In this talk, we’ll walk through how we made this work with minimal ML infrastructure, how we evolved from an MVP to a robust system, and what tools made the biggest difference—from tokenization strategies and inference optimizations to batching tricks and search composition patterns. You’ll also hear the gritty details: bottlenecks between tokenization and inference, indexing challenges, and lessons from building this in production for a safety-critical industry.

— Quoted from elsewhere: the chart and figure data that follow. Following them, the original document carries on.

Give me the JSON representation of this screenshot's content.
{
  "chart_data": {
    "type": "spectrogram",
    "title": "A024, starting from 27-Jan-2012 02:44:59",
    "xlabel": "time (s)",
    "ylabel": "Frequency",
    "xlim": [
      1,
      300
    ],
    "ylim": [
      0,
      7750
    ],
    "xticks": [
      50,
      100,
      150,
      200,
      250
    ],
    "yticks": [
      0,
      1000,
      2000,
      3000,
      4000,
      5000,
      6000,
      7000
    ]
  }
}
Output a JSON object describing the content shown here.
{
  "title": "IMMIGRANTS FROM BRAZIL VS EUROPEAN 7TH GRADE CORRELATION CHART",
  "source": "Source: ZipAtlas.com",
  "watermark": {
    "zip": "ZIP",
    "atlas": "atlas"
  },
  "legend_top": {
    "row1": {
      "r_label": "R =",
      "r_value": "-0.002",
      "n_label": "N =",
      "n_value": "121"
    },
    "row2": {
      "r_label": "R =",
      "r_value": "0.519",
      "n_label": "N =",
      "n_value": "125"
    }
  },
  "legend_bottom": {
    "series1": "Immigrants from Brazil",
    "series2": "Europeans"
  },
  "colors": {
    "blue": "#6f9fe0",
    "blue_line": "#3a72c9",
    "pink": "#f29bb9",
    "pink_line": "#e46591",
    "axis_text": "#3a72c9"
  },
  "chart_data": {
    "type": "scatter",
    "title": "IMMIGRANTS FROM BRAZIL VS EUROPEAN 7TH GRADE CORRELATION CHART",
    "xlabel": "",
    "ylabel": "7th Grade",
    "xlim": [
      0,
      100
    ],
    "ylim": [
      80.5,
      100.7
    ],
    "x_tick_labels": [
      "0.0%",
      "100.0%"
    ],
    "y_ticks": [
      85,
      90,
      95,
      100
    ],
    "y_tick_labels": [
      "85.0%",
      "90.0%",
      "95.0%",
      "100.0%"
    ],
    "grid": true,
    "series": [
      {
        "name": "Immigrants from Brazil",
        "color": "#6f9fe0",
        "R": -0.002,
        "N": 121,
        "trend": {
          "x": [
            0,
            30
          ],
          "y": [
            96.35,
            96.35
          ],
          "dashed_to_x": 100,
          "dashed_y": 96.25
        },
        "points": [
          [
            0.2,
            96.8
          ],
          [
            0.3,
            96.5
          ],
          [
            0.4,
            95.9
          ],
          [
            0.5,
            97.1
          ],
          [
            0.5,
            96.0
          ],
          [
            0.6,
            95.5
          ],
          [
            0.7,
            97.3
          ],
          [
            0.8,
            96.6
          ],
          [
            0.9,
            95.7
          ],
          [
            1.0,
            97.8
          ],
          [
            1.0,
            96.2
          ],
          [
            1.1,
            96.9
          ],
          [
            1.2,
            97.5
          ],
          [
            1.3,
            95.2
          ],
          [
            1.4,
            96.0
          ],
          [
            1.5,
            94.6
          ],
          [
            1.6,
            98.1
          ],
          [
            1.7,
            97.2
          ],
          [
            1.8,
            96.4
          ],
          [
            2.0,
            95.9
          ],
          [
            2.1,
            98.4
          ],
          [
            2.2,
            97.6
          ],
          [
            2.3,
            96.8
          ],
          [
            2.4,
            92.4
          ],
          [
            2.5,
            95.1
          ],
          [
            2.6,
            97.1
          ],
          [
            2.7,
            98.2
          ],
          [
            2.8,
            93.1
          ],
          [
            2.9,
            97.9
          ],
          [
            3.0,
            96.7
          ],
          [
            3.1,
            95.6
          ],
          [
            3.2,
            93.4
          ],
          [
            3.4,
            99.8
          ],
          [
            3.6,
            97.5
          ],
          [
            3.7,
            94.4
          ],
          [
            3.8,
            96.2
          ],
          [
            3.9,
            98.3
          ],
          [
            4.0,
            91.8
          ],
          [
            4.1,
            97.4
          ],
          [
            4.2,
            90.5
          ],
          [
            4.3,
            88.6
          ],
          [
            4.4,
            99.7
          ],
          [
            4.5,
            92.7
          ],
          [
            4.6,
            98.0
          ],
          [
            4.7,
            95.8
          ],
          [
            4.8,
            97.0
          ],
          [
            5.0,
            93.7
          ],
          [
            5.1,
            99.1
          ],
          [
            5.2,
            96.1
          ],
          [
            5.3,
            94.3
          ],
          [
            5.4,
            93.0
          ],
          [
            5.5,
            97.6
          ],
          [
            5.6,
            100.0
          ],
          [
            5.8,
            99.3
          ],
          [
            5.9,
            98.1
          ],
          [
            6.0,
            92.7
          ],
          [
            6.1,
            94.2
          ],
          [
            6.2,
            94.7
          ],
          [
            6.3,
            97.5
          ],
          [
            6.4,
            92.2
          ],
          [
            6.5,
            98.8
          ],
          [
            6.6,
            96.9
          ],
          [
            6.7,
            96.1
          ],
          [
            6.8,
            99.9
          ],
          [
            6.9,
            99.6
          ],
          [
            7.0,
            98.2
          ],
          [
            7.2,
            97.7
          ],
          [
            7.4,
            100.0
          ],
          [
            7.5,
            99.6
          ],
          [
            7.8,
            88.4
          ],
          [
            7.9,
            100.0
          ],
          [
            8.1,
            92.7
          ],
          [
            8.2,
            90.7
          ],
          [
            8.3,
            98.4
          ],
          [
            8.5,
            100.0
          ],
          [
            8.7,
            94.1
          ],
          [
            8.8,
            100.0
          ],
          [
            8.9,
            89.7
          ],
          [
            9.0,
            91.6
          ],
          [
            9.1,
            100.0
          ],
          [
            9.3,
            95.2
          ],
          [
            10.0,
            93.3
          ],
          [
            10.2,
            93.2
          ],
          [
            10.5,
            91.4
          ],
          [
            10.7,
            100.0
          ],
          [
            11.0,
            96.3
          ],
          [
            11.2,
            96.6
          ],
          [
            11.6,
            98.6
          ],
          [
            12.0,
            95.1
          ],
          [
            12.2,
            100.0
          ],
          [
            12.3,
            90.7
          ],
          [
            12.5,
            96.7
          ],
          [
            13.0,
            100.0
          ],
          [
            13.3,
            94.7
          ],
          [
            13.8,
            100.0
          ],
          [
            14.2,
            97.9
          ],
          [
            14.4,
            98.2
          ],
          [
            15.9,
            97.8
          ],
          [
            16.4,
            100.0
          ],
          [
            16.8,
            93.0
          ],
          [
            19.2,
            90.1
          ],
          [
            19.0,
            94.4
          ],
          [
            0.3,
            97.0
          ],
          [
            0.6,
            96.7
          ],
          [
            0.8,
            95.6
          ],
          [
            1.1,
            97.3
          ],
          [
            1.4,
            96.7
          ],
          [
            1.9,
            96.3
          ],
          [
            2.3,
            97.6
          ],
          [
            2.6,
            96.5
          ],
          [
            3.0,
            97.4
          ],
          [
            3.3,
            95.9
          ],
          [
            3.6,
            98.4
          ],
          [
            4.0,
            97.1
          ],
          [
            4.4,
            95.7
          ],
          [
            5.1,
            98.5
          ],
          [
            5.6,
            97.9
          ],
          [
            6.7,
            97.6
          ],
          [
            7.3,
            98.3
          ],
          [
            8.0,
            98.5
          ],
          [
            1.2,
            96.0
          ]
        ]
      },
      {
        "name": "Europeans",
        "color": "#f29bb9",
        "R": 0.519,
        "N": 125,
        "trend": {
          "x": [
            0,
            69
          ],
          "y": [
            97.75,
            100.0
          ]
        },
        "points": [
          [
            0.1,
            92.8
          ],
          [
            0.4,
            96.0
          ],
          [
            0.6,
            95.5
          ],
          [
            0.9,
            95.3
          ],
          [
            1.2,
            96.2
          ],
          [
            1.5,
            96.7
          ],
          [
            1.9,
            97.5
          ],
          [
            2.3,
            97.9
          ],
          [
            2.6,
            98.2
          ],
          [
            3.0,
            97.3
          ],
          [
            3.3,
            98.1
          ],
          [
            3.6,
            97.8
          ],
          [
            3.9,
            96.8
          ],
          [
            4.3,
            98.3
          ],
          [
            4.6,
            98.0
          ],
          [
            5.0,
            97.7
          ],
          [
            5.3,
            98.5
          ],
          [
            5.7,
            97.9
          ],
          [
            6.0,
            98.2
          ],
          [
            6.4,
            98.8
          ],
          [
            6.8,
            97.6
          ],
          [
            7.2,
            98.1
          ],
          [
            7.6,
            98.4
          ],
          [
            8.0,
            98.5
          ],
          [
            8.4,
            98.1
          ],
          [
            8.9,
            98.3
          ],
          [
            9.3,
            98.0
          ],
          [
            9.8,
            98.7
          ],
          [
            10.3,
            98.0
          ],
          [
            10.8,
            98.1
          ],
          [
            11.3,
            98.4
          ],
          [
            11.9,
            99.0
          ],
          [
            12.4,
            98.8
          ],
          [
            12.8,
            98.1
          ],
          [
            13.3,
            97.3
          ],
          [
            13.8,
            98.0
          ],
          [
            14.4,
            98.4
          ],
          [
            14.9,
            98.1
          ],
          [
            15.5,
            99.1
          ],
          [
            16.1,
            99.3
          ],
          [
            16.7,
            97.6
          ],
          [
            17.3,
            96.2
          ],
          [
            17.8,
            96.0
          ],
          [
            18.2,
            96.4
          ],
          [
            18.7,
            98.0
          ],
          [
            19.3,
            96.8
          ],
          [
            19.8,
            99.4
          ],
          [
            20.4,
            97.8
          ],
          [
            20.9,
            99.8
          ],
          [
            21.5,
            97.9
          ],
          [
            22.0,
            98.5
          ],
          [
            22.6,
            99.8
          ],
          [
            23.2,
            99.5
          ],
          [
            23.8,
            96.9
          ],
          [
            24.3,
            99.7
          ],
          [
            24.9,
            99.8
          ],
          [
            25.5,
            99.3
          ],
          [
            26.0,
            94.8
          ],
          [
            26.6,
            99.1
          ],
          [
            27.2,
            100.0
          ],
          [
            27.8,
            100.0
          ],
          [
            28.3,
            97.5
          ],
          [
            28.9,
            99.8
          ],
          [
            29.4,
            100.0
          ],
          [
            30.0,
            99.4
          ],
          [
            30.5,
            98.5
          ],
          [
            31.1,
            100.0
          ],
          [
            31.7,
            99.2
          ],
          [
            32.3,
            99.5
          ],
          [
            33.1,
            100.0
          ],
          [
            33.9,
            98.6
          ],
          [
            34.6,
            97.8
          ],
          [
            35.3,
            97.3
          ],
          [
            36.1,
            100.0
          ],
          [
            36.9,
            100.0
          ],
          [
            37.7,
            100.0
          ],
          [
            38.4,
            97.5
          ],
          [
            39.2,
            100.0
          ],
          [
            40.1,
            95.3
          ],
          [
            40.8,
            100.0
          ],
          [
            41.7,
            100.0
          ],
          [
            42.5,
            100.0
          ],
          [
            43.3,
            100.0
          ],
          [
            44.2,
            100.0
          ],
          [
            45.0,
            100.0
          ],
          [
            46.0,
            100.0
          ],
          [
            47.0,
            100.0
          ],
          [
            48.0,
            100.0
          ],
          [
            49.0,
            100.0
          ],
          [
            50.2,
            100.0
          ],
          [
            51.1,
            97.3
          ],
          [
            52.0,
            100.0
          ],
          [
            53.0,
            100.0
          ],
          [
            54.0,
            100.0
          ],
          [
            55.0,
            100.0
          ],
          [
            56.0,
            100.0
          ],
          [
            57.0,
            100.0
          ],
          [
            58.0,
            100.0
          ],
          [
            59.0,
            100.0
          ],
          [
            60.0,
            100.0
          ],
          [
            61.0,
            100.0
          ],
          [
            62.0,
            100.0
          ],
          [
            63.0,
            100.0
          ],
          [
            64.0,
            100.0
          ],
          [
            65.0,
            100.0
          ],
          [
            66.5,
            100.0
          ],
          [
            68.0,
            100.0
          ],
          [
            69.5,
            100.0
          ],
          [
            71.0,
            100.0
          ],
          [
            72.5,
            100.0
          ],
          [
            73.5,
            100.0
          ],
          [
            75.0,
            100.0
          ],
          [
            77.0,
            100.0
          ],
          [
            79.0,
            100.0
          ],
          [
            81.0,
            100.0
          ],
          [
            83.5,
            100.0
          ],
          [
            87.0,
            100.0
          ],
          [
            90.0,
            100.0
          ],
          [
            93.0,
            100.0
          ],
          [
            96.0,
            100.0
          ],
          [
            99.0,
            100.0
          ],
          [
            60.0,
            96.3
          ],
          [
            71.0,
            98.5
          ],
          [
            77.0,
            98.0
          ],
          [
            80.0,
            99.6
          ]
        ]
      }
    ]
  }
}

This talk is for folks who want to leverage Postgres for hybrid search as well. It’s for anyone who has ever duct-taped search with SQL and wondered how to take the next step. We’ll keep it real, share what we did, and reflect on what we’d do differently next time.
Partner & CTO @ DATANOMIQ / VP AI/ML Research & Engineering @ Beams
Dat is a seasoned technology and business leader with deep expertise in AI, machine learning, and digital transformation. As Partner & CTO at DATANOMIQ, he advises companies on AI strategy and implementation. Before that he worked for Axel Springer SE, idealo.de, Pivotal Labs and Accenture. His interests are diverse from traditional machine learning, deep learning, computer vision, AI in general to large language models. He has a lot of experiences from devising realistic data-driven use cases to the actual implementation into a real product; more than capable of distinguishing hype, buzzwords and wannabes from substance. He’s actively engaged with the global tech community, sharing insights on AI, tech leadership, and digital transformation with over 76k+ followers on LinkedIn. As a frequent keynote speaker, he has presented at conferences such as PyData, WeAreDevelopers, and many more, mentoring professionals in machine learning and leadership along the way.
Staff Software Engineer
Dennis is an engineering leader and product-focused technologist with deep expertise in building modern software systems, mobile platforms, and intuitive, user-centered products. As Staff Engineer at Beams, he helps shape AI-driven solutions for safety and risk management in aviation and beyond. Previously, he held senior engineering and leadership roles at Pivotal Labs and SoundCloud—helping scale teams, launch cross-functional product initiatives, and drive iterative development practices for large clients such as Volkswagen and across sectors like banking, insurance, and multimedia. A passionate builder, Dennis has co-founded multiple startups and continues to run several side projects, among which is an “App of the Day” winner in the US. He works across languages and stacks, focusing on long-term maintainability, thoughtful architecture, and delivering real-world impact.